El sistema de salud público de Misiones concretó una inversión estratégica de 420 millones de pesos para equipar el servicio de oftalmología del Hospital Escuela Dr. Ramón Madariaga con un equipo Constellation de última generación, una medida que busca frenar el constante drenaje de recursos públicos destinado a derivaciones fuera de la provincia.

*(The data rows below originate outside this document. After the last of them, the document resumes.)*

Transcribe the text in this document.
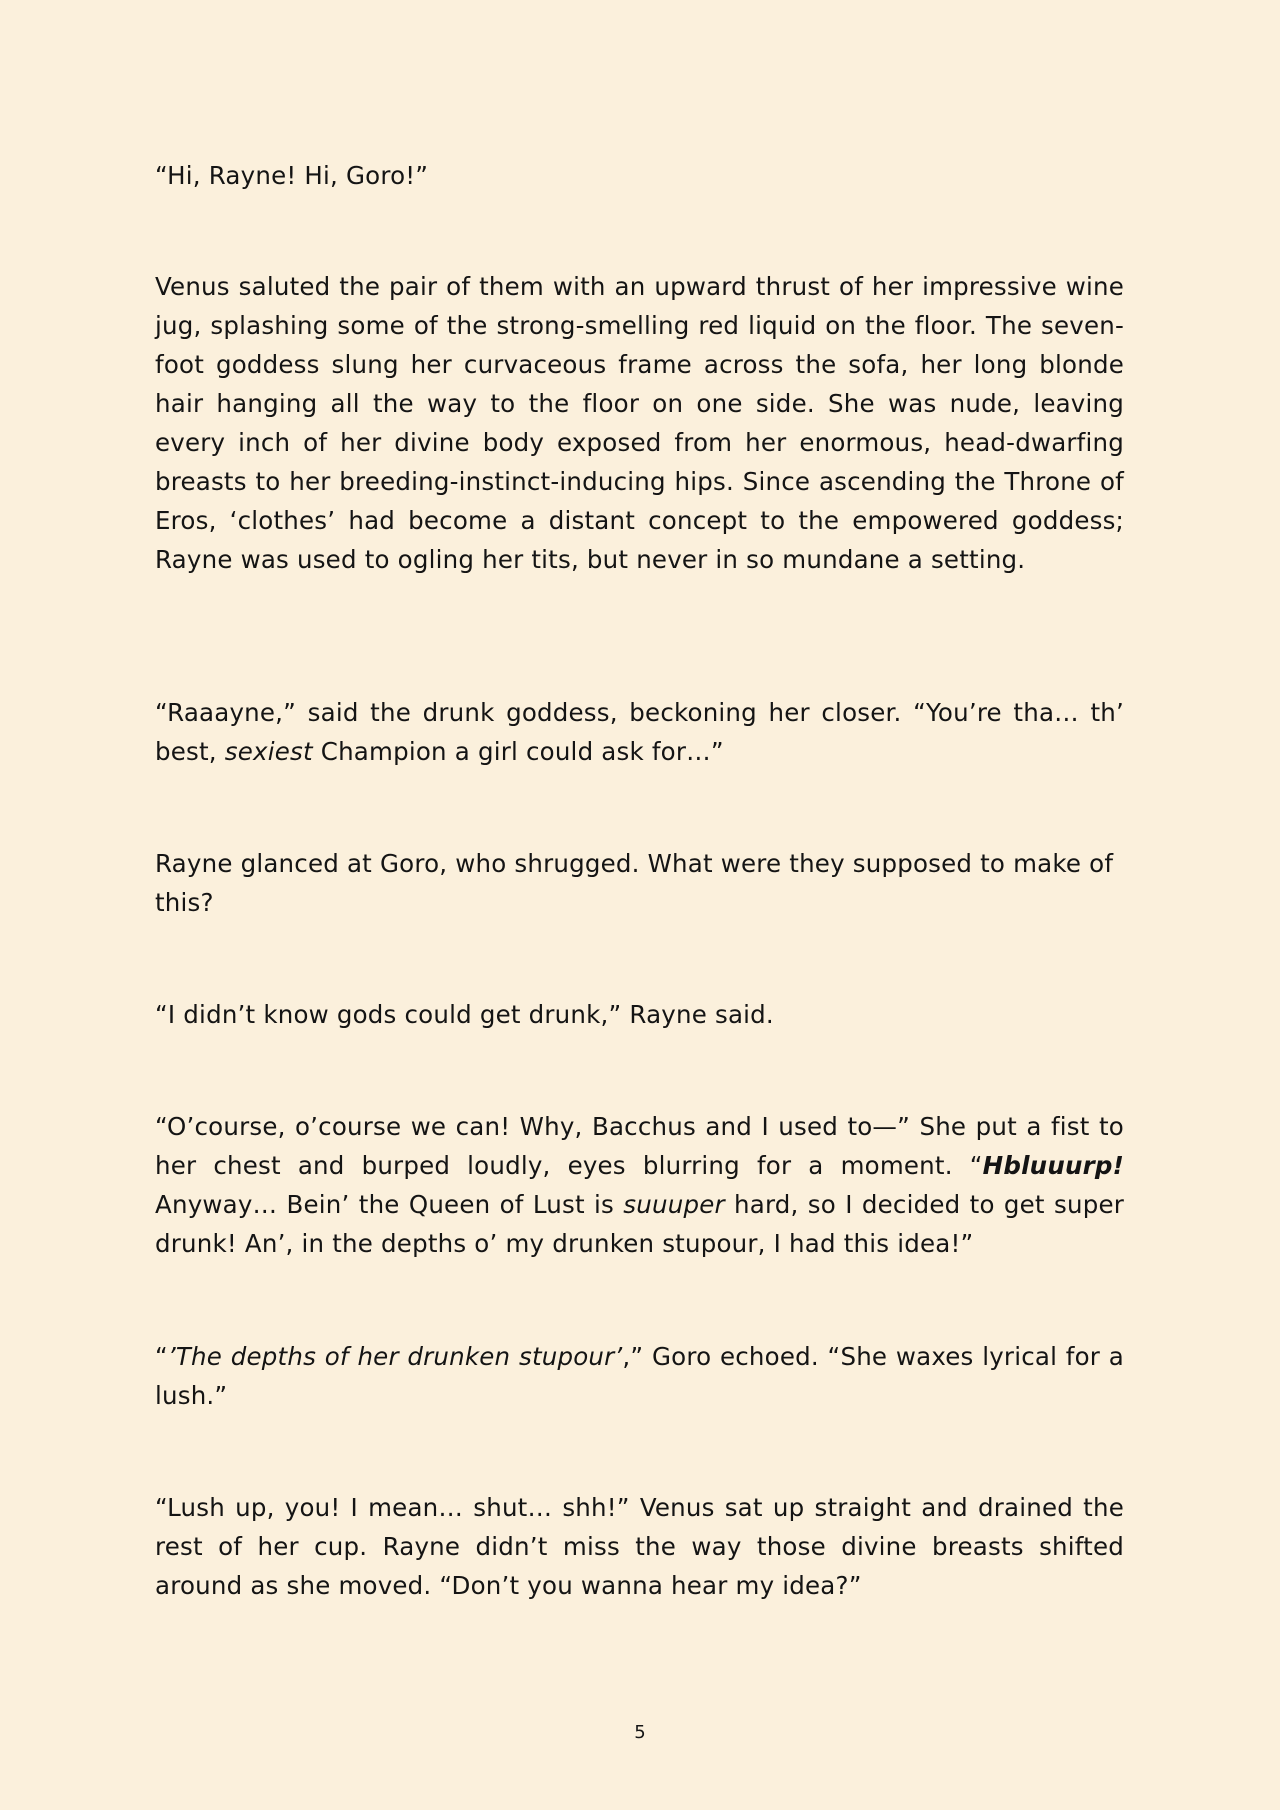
“Hi, Rayne! Hi, Goro!”

Venus saluted the pair of them with an upward thrust of her impressive wine jug, splashing some of the strong-smelling red liquid on the floor. The seven-foot goddess slung her curvaceous frame across the sofa, her long blonde hair hanging all the way to the floor on one side. She was nude, leaving every inch of her divine body exposed from her enormous, head-dwarfing breasts to her breeding-instinct-inducing hips. Since ascending the Throne of Eros, ‘clothes’ had become a distant concept to the empowered goddess; Rayne was used to ogling her tits, but never in so mundane a setting.

“Raaayne,” said the drunk goddess, beckoning her closer. “You’re tha… th’ best, sexiest Champion a girl could ask for…”

Rayne glanced at Goro, who shrugged. What were they supposed to make of this?

“I didn’t know gods could get drunk,” Rayne said.

“O’course, o’course we can! Why, Bacchus and I used to—” She put a fist to her chest and burped loudly, eyes blurring for a moment. “Hbluuurp! Anyway… Bein’ the Queen of Lust is suuuper hard, so I decided to get super drunk! An’, in the depths o’ my drunken stupour, I had this idea!”

“’The depths of her drunken stupour’,” Goro echoed. “She waxes lyrical for a lush.”

“Lush up, you! I mean… shut… shh!” Venus sat up straight and drained the rest of her cup. Rayne didn’t miss the way those divine breasts shifted around as she moved. “Don’t you wanna hear my idea?”

5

La adquisición, que responde a una necesidad de modernización técnica, no solo promete reducir los costos operativos en 65 millones de pesos mensuales -logrando un recupero total de la inversión en solo siete meses-, sino que también garantiza que las cirugías de retina y cataratas de alta complejidad se realicen íntegramente en Posadas, evitando el desarraigo de los pacientes.

El análisis de esta compra debe leerse como una decisión de administración financiera en un año marcado por la incertidumbre económica. En un contexto nacional de fuertes recortes presupuestarios, la lógica detrás de esta compra es pragmática: resulta más barato invertir en capital propio que sostener un flujo constante de derivaciones a centros privados o fuera de la provincia. Al eliminar la dependencia de terceros para intervenciones críticas, el Estado provincial asegura una capacidad instalada que permite proyectar unas 1.000 cirugías de cataratas anuales, optimizando el uso de recursos que, de otro modo, se perderían en costos logísticos y de traslado.

Desde el punto de vista clínico, la mejora en la calidad de atención es indiscutible. El equipo permite realizar intervenciones de facoemulsificación y tratamiento de desprendimientos de retina con una precisión estándar internacional, reduciendo el tiempo de quirófano a sesiones de entre 20 y 30 minutos. Esta celeridad permite una dinámica ambulatoria que es crucial para la salud pública: el paciente accede a la cirugía y regresa a su hogar en el mismo día. La eficiencia del equipo, capaz de realizar hasta 19 intervenciones consecutivas en una sola jornada, es la verdadera herramienta para empezar a achicar las listas de espera que tanto aquejan al sistema público.

Más allá del impacto inmediato en el paciente, la incorporación tecnológica tiene un efecto colateral positivo en la formación de los profesionales. Al contar con instrumental de primer nivel, el Hospital Madariaga se posiciona como un centro de referencia donde los médicos residentes pueden especializarse con tecnología que antes les era ajena, evitando la fuga de talentos hacia centros privados. Fortalecer el capital humano local es, en última instancia, una forma de garantizar que la inversión no solo sea un gasto de equipamiento, sino un salto de calidad permanente para el sistema sanitario misionero.

La consolidación de este servicio será, en los próximos meses, el verdadero termómetro para evaluar el éxito de la inversión. Si bien la tecnología es el medio para alcanzar la autonomía sanitaria, la eficacia real dependerá de la gestión cotidiana, el mantenimiento de los insumos y la accesibilidad para los sectores más vulnerables de la población. La promesa de recuperar la independencia visual de los misioneros en su propia tierra es un objetivo loable; ahora queda asegurar que el funcionamiento del equipo esté a la altura de la inversión realizada, lejos de los discursos grandilocuentes y enfocado puramente en la salud de la gente.